A gene is considered associated with a LOCK or individual element marked by a histone modification if found within 10 kb from each other, with an anchor on the transcription start site (TSS) for genes. This distance was chosen to avoid false-positive association of elements with gene TSSs31.

Gene expression comparison

RNA sequencing profiles of GM12878, K562 and H1-hESC cells lines, available in The ENCODE Project database32, were used to identify expression of genes in proximity of LOCKs and individual elements marked by a histone modification.

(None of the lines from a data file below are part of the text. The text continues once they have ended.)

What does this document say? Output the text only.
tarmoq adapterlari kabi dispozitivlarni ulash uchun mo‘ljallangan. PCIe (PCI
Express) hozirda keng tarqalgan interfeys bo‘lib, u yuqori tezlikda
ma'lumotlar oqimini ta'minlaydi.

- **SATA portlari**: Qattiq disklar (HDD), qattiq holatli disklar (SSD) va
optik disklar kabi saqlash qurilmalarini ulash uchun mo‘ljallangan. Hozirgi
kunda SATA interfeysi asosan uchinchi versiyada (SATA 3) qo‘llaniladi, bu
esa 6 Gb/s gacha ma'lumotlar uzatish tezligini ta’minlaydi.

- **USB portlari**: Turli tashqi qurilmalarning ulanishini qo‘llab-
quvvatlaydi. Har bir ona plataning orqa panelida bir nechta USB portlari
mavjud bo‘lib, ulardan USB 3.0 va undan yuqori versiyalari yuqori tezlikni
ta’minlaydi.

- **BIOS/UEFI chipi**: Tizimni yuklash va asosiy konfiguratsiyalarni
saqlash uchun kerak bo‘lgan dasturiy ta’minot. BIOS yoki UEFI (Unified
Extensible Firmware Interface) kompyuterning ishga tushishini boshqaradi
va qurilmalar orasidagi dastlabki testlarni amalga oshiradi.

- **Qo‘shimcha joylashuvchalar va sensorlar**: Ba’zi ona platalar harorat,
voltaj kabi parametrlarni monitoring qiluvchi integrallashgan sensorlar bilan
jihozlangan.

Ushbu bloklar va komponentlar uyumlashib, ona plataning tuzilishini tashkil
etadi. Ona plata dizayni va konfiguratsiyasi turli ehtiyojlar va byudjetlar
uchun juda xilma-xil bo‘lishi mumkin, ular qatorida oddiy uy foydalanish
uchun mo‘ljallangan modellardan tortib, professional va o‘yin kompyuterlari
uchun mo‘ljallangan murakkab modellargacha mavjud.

Expression levels of genes were compared using the Wilcoxon signed-rank test.

Pathway enrichment analysis

Hypergeometric test was used to identify P-values for enrichment of gene sets using dhyper function in stats R package (version 3.5.1). LOCK-associated genes in each sample are considered as query gene sets. In case of pathway enrichment per tissue type, a catalogue of genes associated with all the individual elements was used as the background gene list. This catalogue ensures that the identified pathways are specific to LOCKs compared to individual elements.

For the pathway enrichment analysis across LOCKs with different H3K27me3 signal intensity in H1-hESC, all genes in proximity of LOCKs of the same histone mark in H1-hESC are considered as background gene lists. The considered background gene list ensures the specificity of enriched stem cell-related pathways to high H3K27me3 signal LOCKs compared to all LOCKs for a given histone modification.

Assigning LOCKs to each phenotype

A LOCK is assigned to each tissue type if it exists in more than 50% of samples from that tissue type.

H3K27me3 signal intensity measurement over active LOCKs

We identified an overlap of the signal from bedgraph files of ChIP-Seq data of H3K27me3 with the identified LOCKs and individual elements in GM12878, K562 and H1-hESC using bedtools (version 2.23.0). The signal over LOCKs was normalized (divided by median) to the H3K27me3 ChIP-seq signal overlapped in the Ind. elements of the corresponding profiles in each cell line. The identified signal intensity within each LOCK was then further normalized to the length of the element. The distributions of the normalized scores were then compared between H1-hESC and GM12878 and K562 cell lines using Wilcoxon signed-rank test.

Enrichment of LOCKs at boundaries of TADs

TAD boundaries identified from a collection of Hi-C profiles from GM12878, K562 and H1-hESC that were processed for genome assembly GRCh37 are available in the Hi-C browser33. LOCKs identified from ChIP-seq profiles of histone modification in a cell line were categorized to be at TAD boundaries if within 10 kb from each other. A hypergeometric test was then used to identify enrichment of LOCKs from a histone modification of a cell line with a defined H3K27me3 overlap level, low or high. The LOCKs in each category of high, low or intermediate H3K27me3 signal overlap are considered as the query set and all the LOCKs at TAD boundaries as the background. Considering all LOCKs as the background list ensures the specificity of the enrichment at TAD boundaries to high H3K27me3 signal LOCKs compared to all LOCKs of a given histone modification.

Enrichment of binding sites for regulators of chromatin interactions at LOCKs

The number of individual binding sites for regulators of chromatin interactions within H3K4me1 LOCKs associated with low or high H3K27me3 signal from H1-hESC cells was normalized to the size of the LOCKs. The normalized binding value was then used as a query set in a hypergeometric test to measure their enrichment score. The normalized binding value of regulators of chromatin interactions over all H3K4me1 LOCKs in H1-hESC is considered as the background list within the hypergeometric test.

Multiple hypothesis correction

P-values were corrected for multiple hypothesis testing using the Benjamini–Hochberg procedure34.

Reporting Summary

Further information on research design is available in the Nature Research Reporting Summary linked to this article.